🤖 AI Summary
Current robotic in-hand manipulation systems struggle to simultaneously perceive an object’s geometric shape and semantic attributes—such as material composition—limiting their adaptive capabilities. This work proposes a novel approach that integrates high-resolution tactile sensing with neural implicit representations, uniquely combining the Digit tactile sensor with an enhanced signed distance field (SDF) network. By leveraging a fine-tuned EfficientNet-B0 to process tactile images, the method jointly reconstructs object geometry and predicts continuous material regions during manipulation.

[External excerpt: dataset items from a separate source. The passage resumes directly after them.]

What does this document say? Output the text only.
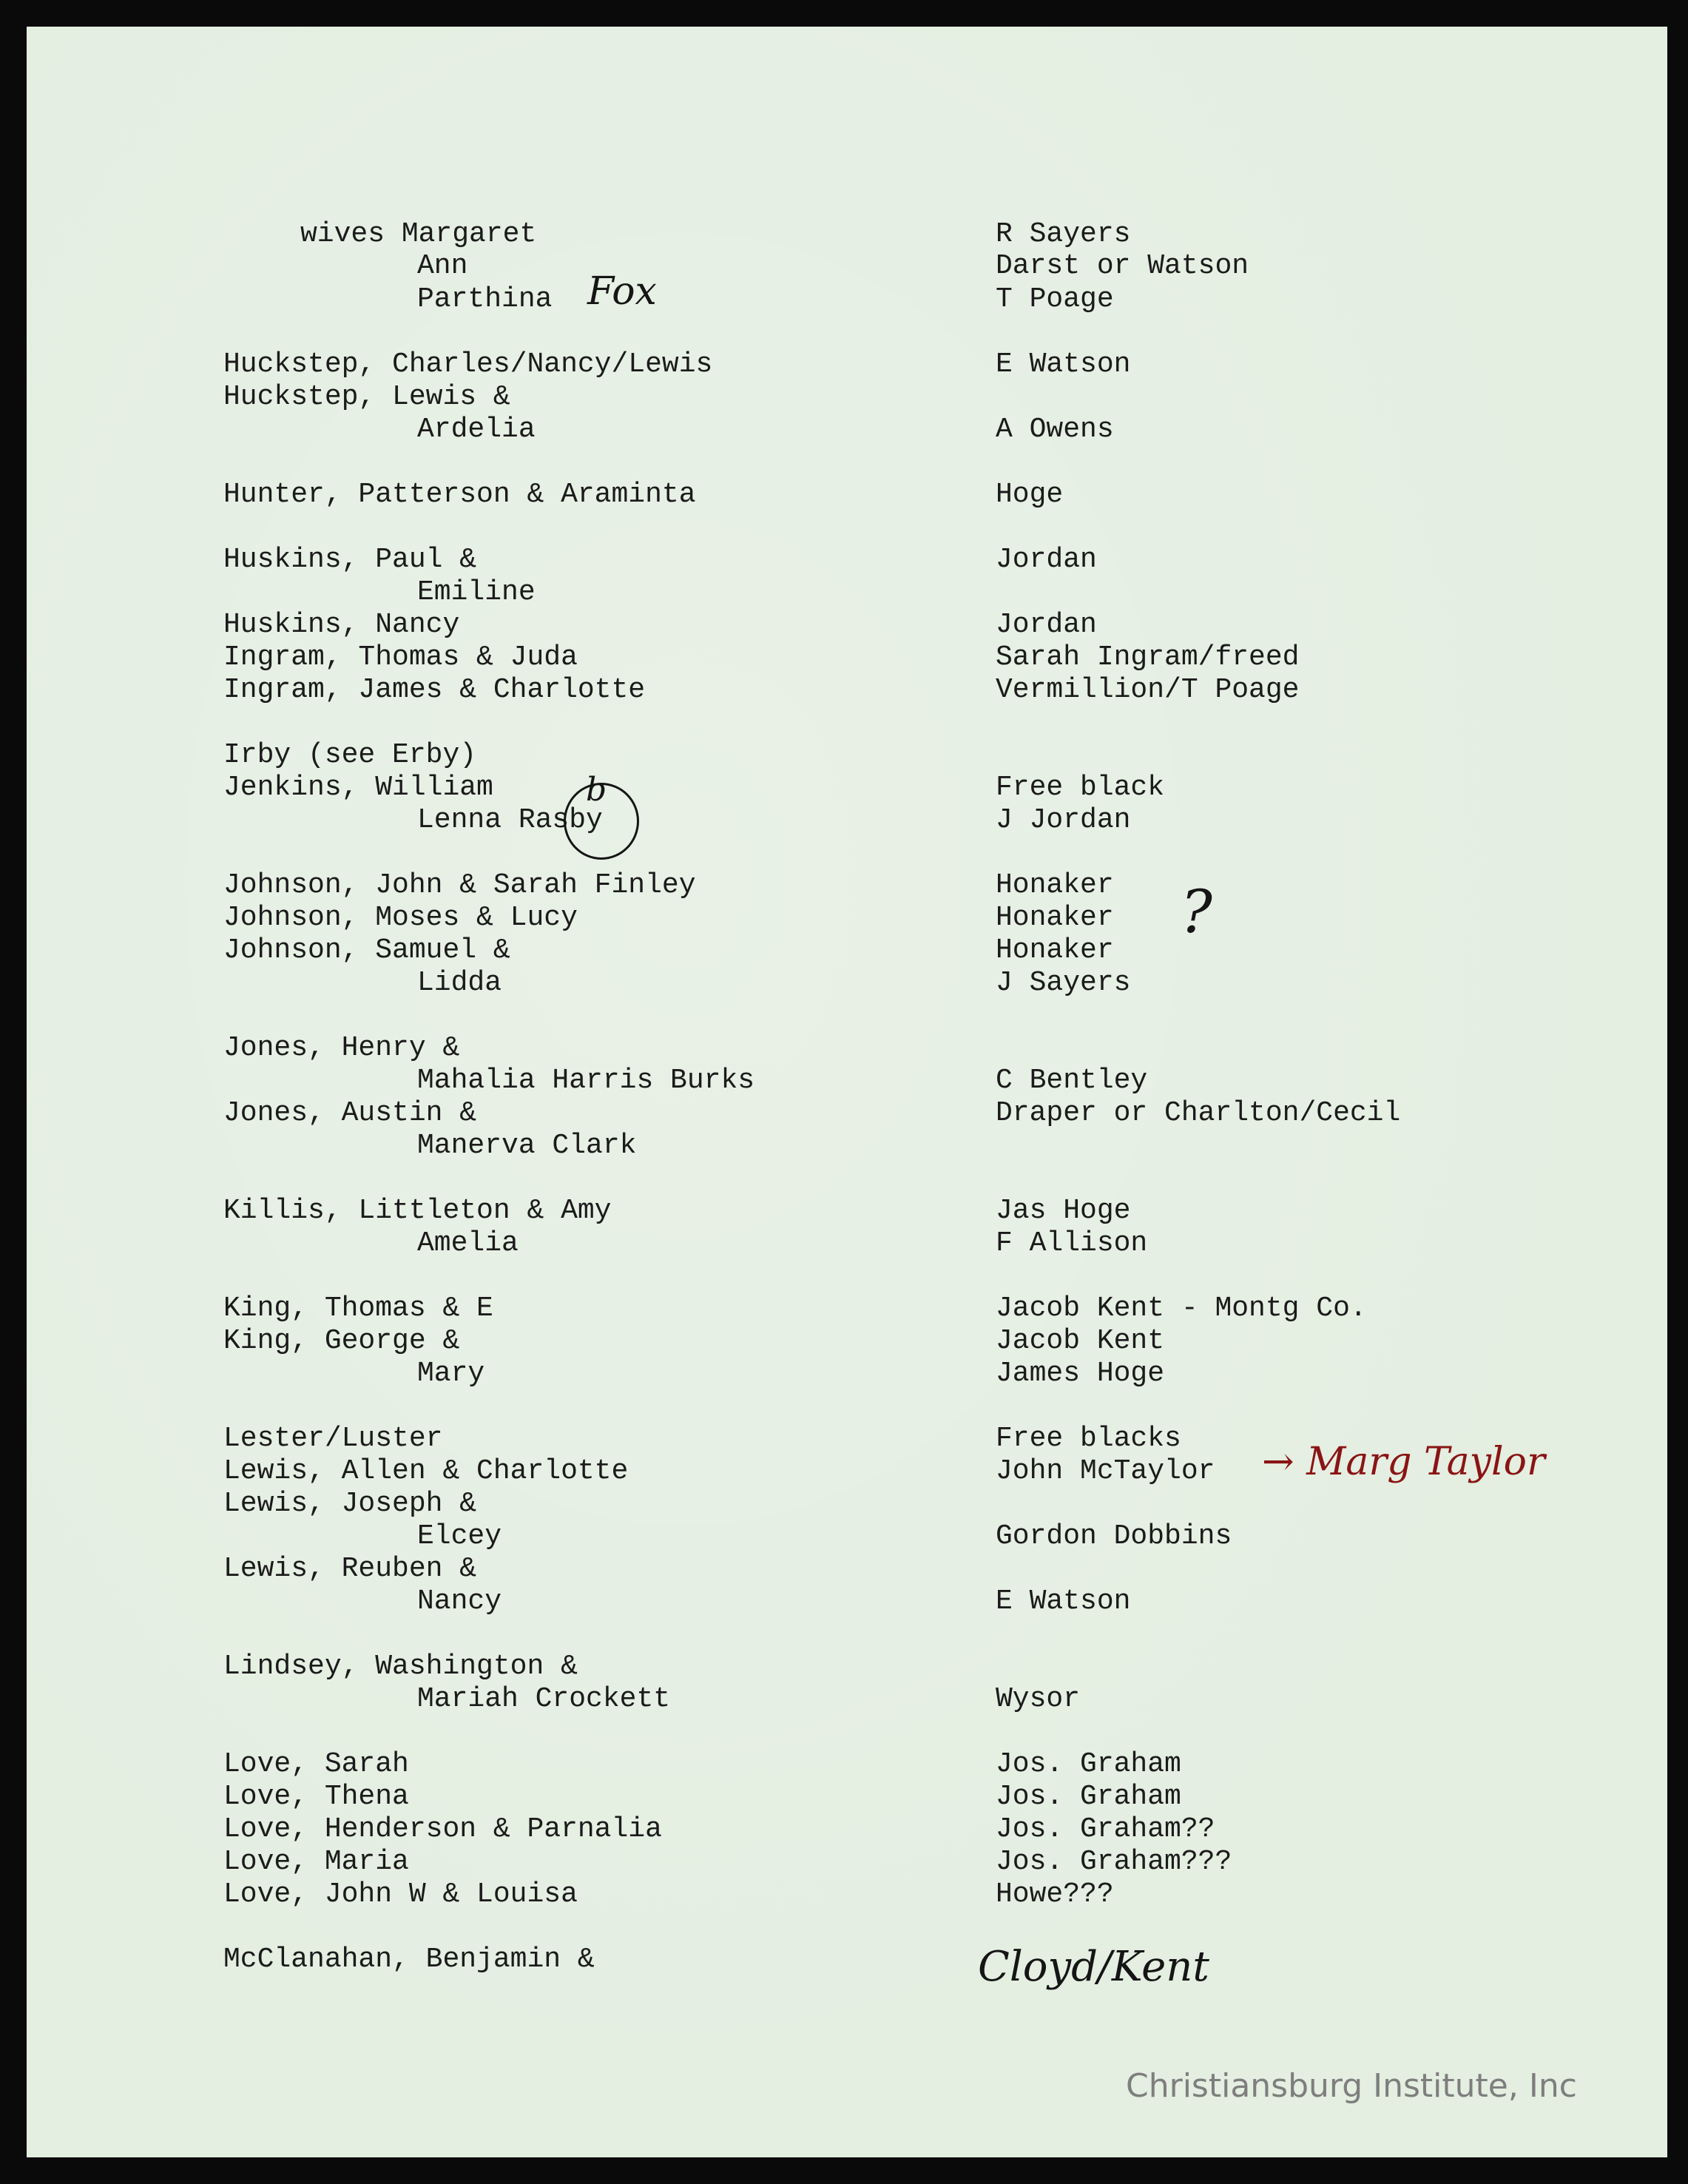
wives Margaret
Ann
Parthina
Huckstep, Charles/Nancy/Lewis
Huckstep, Lewis &
Ardelia
Hunter, Patterson & Araminta
Huskins, Paul &
Emiline
Huskins, Nancy
Ingram, Thomas & Juda
Ingram, James & Charlotte
Irby (see Erby)
Jenkins, William
Lenna Rasby
Johnson, John & Sarah Finley
Johnson, Moses & Lucy
Johnson, Samuel &
Lidda
Jones, Henry &
Mahalia Harris Burks
Jones, Austin &
Manerva Clark
Killis, Littleton & Amy
Amelia
King, Thomas & E
King, George &
Mary
Lester/Luster
Lewis, Allen & Charlotte
Lewis, Joseph &
Elcey
Lewis, Reuben &
Nancy
Lindsey, Washington &
Mariah Crockett
Love, Sarah
Love, Thena
Love, Henderson & Parnalia
Love, Maria
Love, John W & Louisa
McClanahan, Benjamin &
R Sayers
Darst or Watson
T Poage
E Watson
A Owens
Hoge
Jordan
Jordan
Sarah Ingram/freed
Vermillion/T Poage
Free black
J Jordan
Honaker
Honaker
Honaker
J Sayers
C Bentley
Draper or Charlton/Cecil
Jas Hoge
F Allison
Jacob Kent - Montg Co.
Jacob Kent
James Hoge
Free blacks
John McTaylor
Gordon Dobbins
E Watson
Wysor
Jos. Graham
Jos. Graham
Jos. Graham??
Jos. Graham???
Howe???
Fox
b
?
→ Marg Taylor
Cloyd/Kent
Christiansburg Institute, Inc
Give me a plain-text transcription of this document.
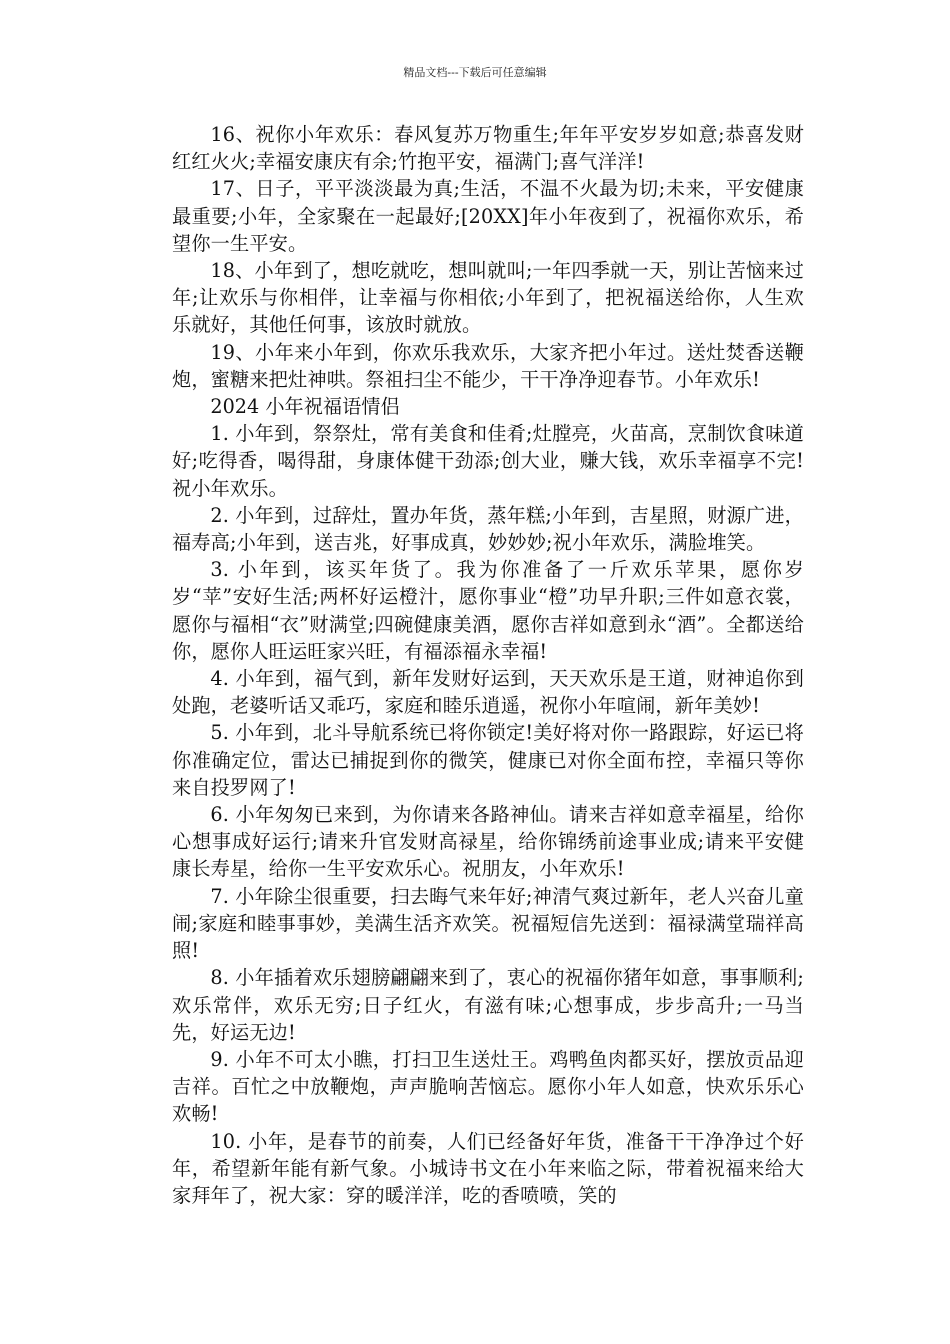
精品文档---下载后可任意编辑

16、祝你小年欢乐：春风复苏万物重生;年年平安岁岁如意;恭喜发财红红火火;幸福安康庆有余;竹抱平安，福满门;喜气洋洋!

17、日子，平平淡淡最为真;生活，不温不火最为切;未来，平安健康最重要;小年，全家聚在一起最好;[20XX]年小年夜到了，祝福你欢乐，希望你一生平安。

18、小年到了，想吃就吃，想叫就叫;一年四季就一天，别让苦恼来过年;让欢乐与你相伴，让幸福与你相依;小年到了，把祝福送给你，人生欢乐就好，其他任何事，该放时就放。

19、小年来小年到，你欢乐我欢乐，大家齐把小年过。送灶焚香送鞭炮，蜜糖来把灶神哄。祭祖扫尘不能少，干干净净迎春节。小年欢乐!

2024 小年祝福语情侣

1. 小年到，祭祭灶，常有美食和佳肴;灶膛亮，火苗高，烹制饮食味道好;吃得香，喝得甜，身康体健干劲添;创大业，赚大钱，欢乐幸福享不完!祝小年欢乐。

2. 小年到，过辞灶，置办年货，蒸年糕;小年到，吉星照，财源广进，福寿高;小年到，送吉兆，好事成真，妙妙妙;祝小年欢乐，满脸堆笑。

3. 小年到，该买年货了。我为你准备了一斤欢乐苹果，愿你岁岁“苹”安好生活;两杯好运橙汁，愿你事业“橙”功早升职;三件如意衣裳，愿你与福相“衣”财满堂;四碗健康美酒，愿你吉祥如意到永“酒”。全都送给你，愿你人旺运旺家兴旺，有福添福永幸福!

4. 小年到，福气到，新年发财好运到，天天欢乐是王道，财神追你到处跑，老婆听话又乖巧，家庭和睦乐逍遥，祝你小年喧闹，新年美妙!

5. 小年到，北斗导航系统已将你锁定!美好将对你一路跟踪，好运已将你准确定位，雷达已捕捉到你的微笑，健康已对你全面布控，幸福只等你来自投罗网了!

6. 小年匆匆已来到，为你请来各路神仙。请来吉祥如意幸福星，给你心想事成好运行;请来升官发财高禄星，给你锦绣前途事业成;请来平安健康长寿星，给你一生平安欢乐心。祝朋友，小年欢乐!

7. 小年除尘很重要，扫去晦气来年好;神清气爽过新年，老人兴奋儿童闹;家庭和睦事事妙，美满生活齐欢笑。祝福短信先送到：福禄满堂瑞祥高照!

8. 小年插着欢乐翅膀翩翩来到了，衷心的祝福你猪年如意，事事顺利;欢乐常伴，欢乐无穷;日子红火，有滋有味;心想事成，步步高升;一马当先，好运无边!

9. 小年不可太小瞧，打扫卫生送灶王。鸡鸭鱼肉都买好，摆放贡品迎吉祥。百忙之中放鞭炮，声声脆响苦恼忘。愿你小年人如意，快欢乐乐心欢畅!

10. 小年，是春节的前奏，人们已经备好年货，准备干干净净过个好年，希望新年能有新气象。小城诗书文在小年来临之际，带着祝福来给大家拜年了，祝大家：穿的暖洋洋，吃的香喷喷，笑的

Evaluated on both single- and multi-material objects, the approach achieves an average material matching accuracy of 79.87%, significantly advancing fine-grained, high-fidelity semantic modeling of real-world material distributions.
📝 Abstract
As robots become increasingly integrated into everyday tasks, their ability to perceive both the shape and properties of objects during in-hand manipulation becomes critical for adaptive and intelligent behavior. We present SemanticFeels, an extension of the NeuralFeels framework that integrates semantic labeling with neural implicit shape representation, from vision and touch. To illustrate its application, we focus on material classification: high-resolution Digit tactile readings are processed by a fine-tuned EfficientNet-B0 convolutional neural network (CNN) to generate local material predictions, which are then embedded into an augmented signed distance field (SDF) network that jointly predicts geometry and continuous material regions. Experimental results show that the system achieves a high correspondence between predicted and actual materials on both single- and multi-material objects, with an average matching accuracy of 79.87% across multiple manipulation trials on a multi-material object.